L’abolition de l’esclavage et ses suites : les politiques d’apartheid
Aux États-Unis, l’esclavage est aboli après la guerre de Sécession (1861-1865). L’égalité des droits est proclamée dans la Constitution américaine. D’anciens esclaves sont élus à des responsabilités politiques : ils risquent de remettre en question le statut des planteurs. Ces derniers s’organisent pour préserver leur statut.
La politique de ségrégation est instaurée avec les lois Jim Crow : elles privent les Afro-Américains du droit de vote. En 1896, la Cour suprême consacre le principe de la séparation des races dans les écoles, les lieux publics, les transports… Les Afro-Américains sont officiellement égaux, mais ils possèdent des droits plus limités que les Blancs.
De même, en Afrique du Sud, la politique d’apartheid est instaurée de 1948 à 1991 : les Noirs et les Blancs vivent dans des zones géographiques distinctes ; les politiques se fondent sur des critères raciaux. Les lois ne sont pas identiques suivant l’appartenance raciale.

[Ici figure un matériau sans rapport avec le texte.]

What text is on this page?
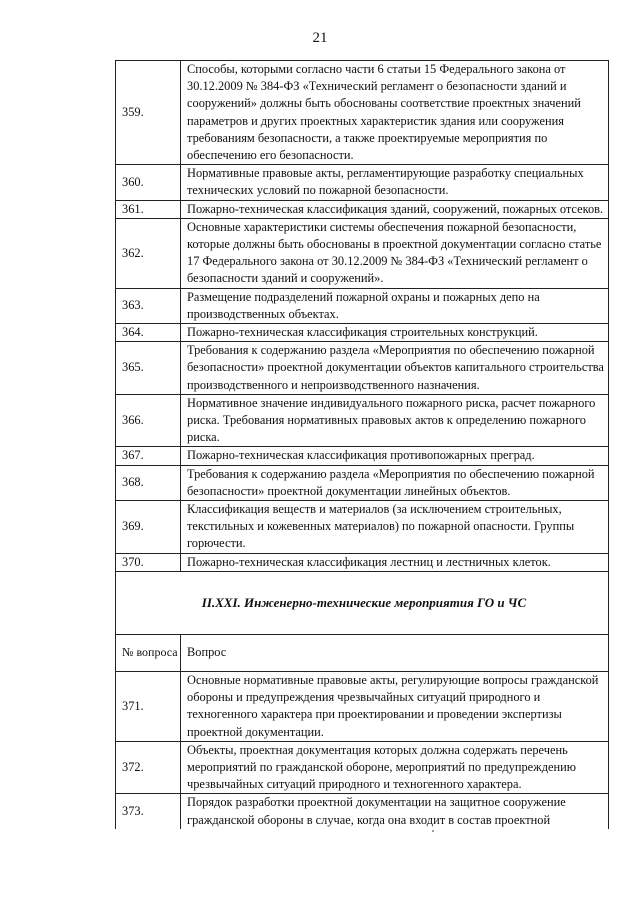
21
359.	Способы, которыми согласно части 6 статьи 15 Федерального закона от 30.12.2009 № 384-ФЗ «Технический регламент о безопасности зданий и сооружений» должны быть обоснованы соответствие проектных значений параметров и других проектных характеристик здания или сооружения требованиям безопасности, а также проектируемые мероприятия по обеспечению его безопасности.
360.	Нормативные правовые акты, регламентирующие разработку специальных технических условий по пожарной безопасности.
361.	Пожарно-техническая классификация зданий, сооружений, пожарных отсеков.
362.	Основные характеристики системы обеспечения пожарной безопасности, которые должны быть обоснованы в проектной документации согласно статье 17 Федерального закона от 30.12.2009 № 384-ФЗ «Технический регламент о безопасности зданий и сооружений».
363.	Размещение подразделений пожарной охраны и пожарных депо на производственных объектах.
364.	Пожарно-техническая классификация строительных конструкций.
365.	Требования к содержанию раздела «Мероприятия по обеспечению пожарной безопасности» проектной документации объектов капитального строительства производственного и непроизводственного назначения.
366.	Нормативное значение индивидуального пожарного риска, расчет пожарного риска. Требования нормативных правовых актов к определению пожарного риска.
367.	Пожарно-техническая классификация противопожарных преград.
368.	Требования к содержанию раздела «Мероприятия по обеспечению пожарной безопасности» проектной документации линейных объектов.
369.	Классификация веществ и материалов (за исключением строительных, текстильных и кожевенных материалов) по пожарной опасности. Группы горючести.
370.	Пожарно-техническая классификация лестниц и лестничных клеток.
II.XXI. Инженерно-технические мероприятия ГО и ЧС	
№ вопроса	Вопрос
371.	Основные нормативные правовые акты, регулирующие вопросы гражданской обороны и предупреждения чрезвычайных ситуаций природного и техногенного характера при проектировании и проведении экспертизы проектной документации.
372.	Объекты, проектная документация которых должна содержать перечень мероприятий по гражданской обороне, мероприятий по предупреждению чрезвычайных ситуаций природного и техногенного характера.
373.	Порядок разработки проектной документации на защитное сооружение гражданской обороны в случае, когда она входит в состав проектной
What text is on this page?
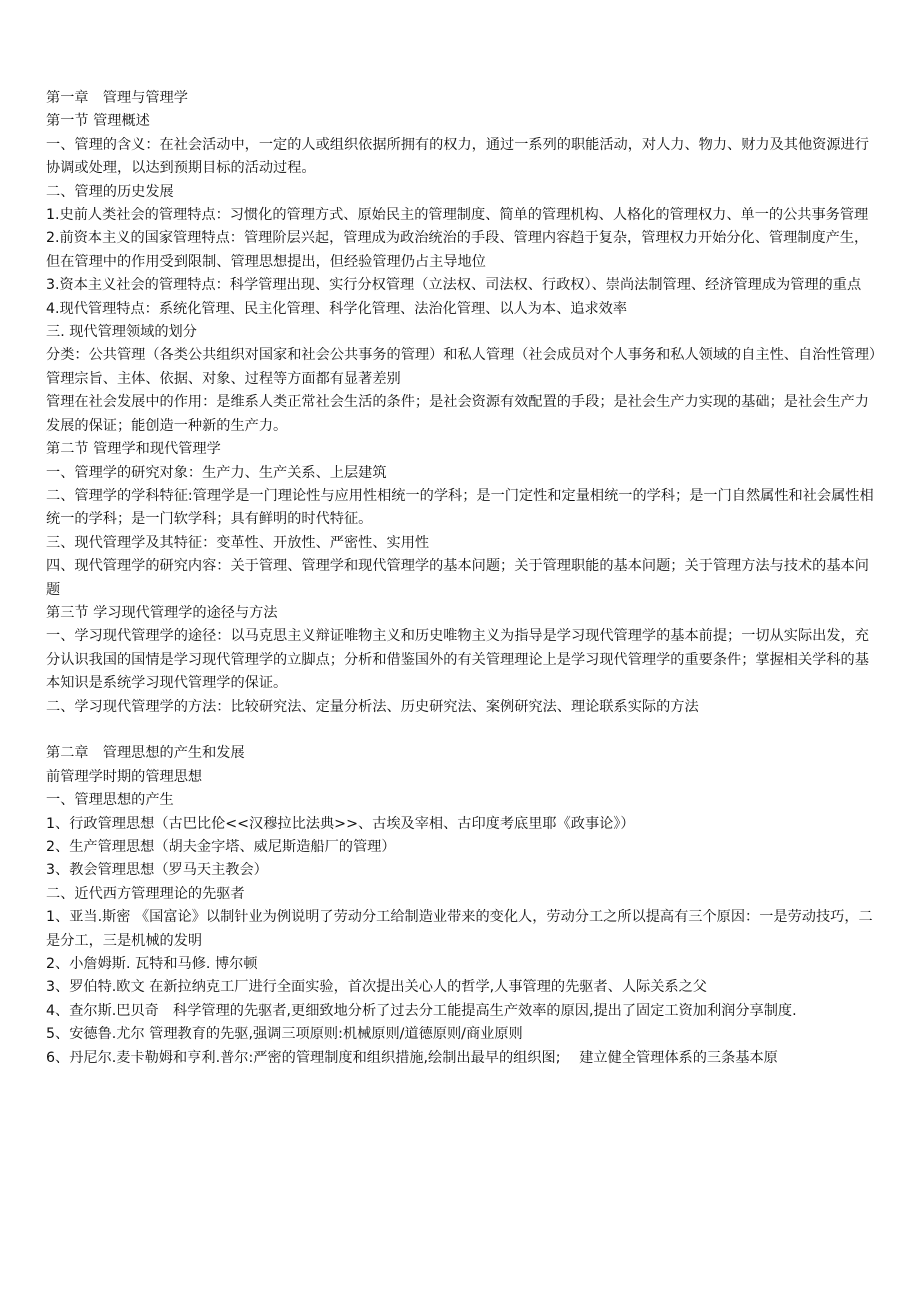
第一章　管理与管理学
第一节 管理概述
一、管理的含义：在社会活动中，一定的人或组织依据所拥有的权力，通过一系列的职能活动，对人力、物力、财力及其他资源进行协调或处理，以达到预期目标的活动过程。
二、管理的历史发展
1.史前人类社会的管理特点：习惯化的管理方式、原始民主的管理制度、简单的管理机构、人格化的管理权力、单一的公共事务管理
2.前资本主义的国家管理特点：管理阶层兴起，管理成为政治统治的手段、管理内容趋于复杂，管理权力开始分化、管理制度产生，但在管理中的作用受到限制、管理思想提出，但经验管理仍占主导地位
3.资本主义社会的管理特点：科学管理出现、实行分权管理（立法权、司法权、行政权）、崇尚法制管理、经济管理成为管理的重点
4.现代管理特点：系统化管理、民主化管理、科学化管理、法治化管理、以人为本、追求效率
三. 现代管理领域的划分
分类：公共管理（各类公共组织对国家和社会公共事务的管理）和私人管理（社会成员对个人事务和私人领域的自主性、自治性管理）
管理宗旨、主体、依据、对象、过程等方面都有显著差别
管理在社会发展中的作用：是维系人类正常社会生活的条件；是社会资源有效配置的手段；是社会生产力实现的基础；是社会生产力发展的保证；能创造一种新的生产力。
第二节 管理学和现代管理学
一、管理学的研究对象：生产力、生产关系、上层建筑
二、管理学的学科特征:管理学是一门理论性与应用性相统一的学科；是一门定性和定量相统一的学科；是一门自然属性和社会属性相统一的学科；是一门软学科；具有鲜明的时代特征。
三、现代管理学及其特征：变革性、开放性、严密性、实用性
四、现代管理学的研究内容：关于管理、管理学和现代管理学的基本问题；关于管理职能的基本问题；关于管理方法与技术的基本问题
第三节 学习现代管理学的途径与方法
一、学习现代管理学的途径：以马克思主义辩证唯物主义和历史唯物主义为指导是学习现代管理学的基本前提；一切从实际出发，充分认识我国的国情是学习现代管理学的立脚点；分析和借鉴国外的有关管理理论上是学习现代管理学的重要条件；掌握相关学科的基本知识是系统学习现代管理学的保证。
二、学习现代管理学的方法：比较研究法、定量分析法、历史研究法、案例研究法、理论联系实际的方法
第二章　管理思想的产生和发展
前管理学时期的管理思想
一、管理思想的产生
1、行政管理思想（古巴比伦<<汉穆拉比法典>>、古埃及宰相、古印度考底里耶《政事论》）
2、生产管理思想（胡夫金字塔、威尼斯造船厂的管理）
3、教会管理思想（罗马天主教会）
二、近代西方管理理论的先驱者
1、亚当.斯密 《国富论》以制针业为例说明了劳动分工给制造业带来的变化人，劳动分工之所以提高有三个原因：一是劳动技巧，二是分工，三是机械的发明
2、小詹姆斯. 瓦特和马修. 博尔顿
3、罗伯特.欧文 在新拉纳克工厂进行全面实验，首次提出关心人的哲学,人事管理的先驱者、人际关系之父
4、查尔斯.巴贝奇　科学管理的先驱者,更细致地分析了过去分工能提高生产效率的原因,提出了固定工资加利润分享制度.
5、安德鲁.尤尔 管理教育的先驱,强调三项原则:机械原则/道德原则/商业原则
6、丹尼尔.麦卡勒姆和亨利.普尔:严密的管理制度和组织措施,绘制出最早的组织图;　 建立健全管理体系的三条基本原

Le terme « discrimination raciale » serait apparu à cette période, dans les années 1960, pour désigner le traitement inégal des populations noires aux États-Unis et en Afrique du Sud. Aujourd’hui, les lois ségrégationnistes ont été abolies dans les deux pays, mais le racisme de couleur demeure fréquent, notamment dans la société américaine.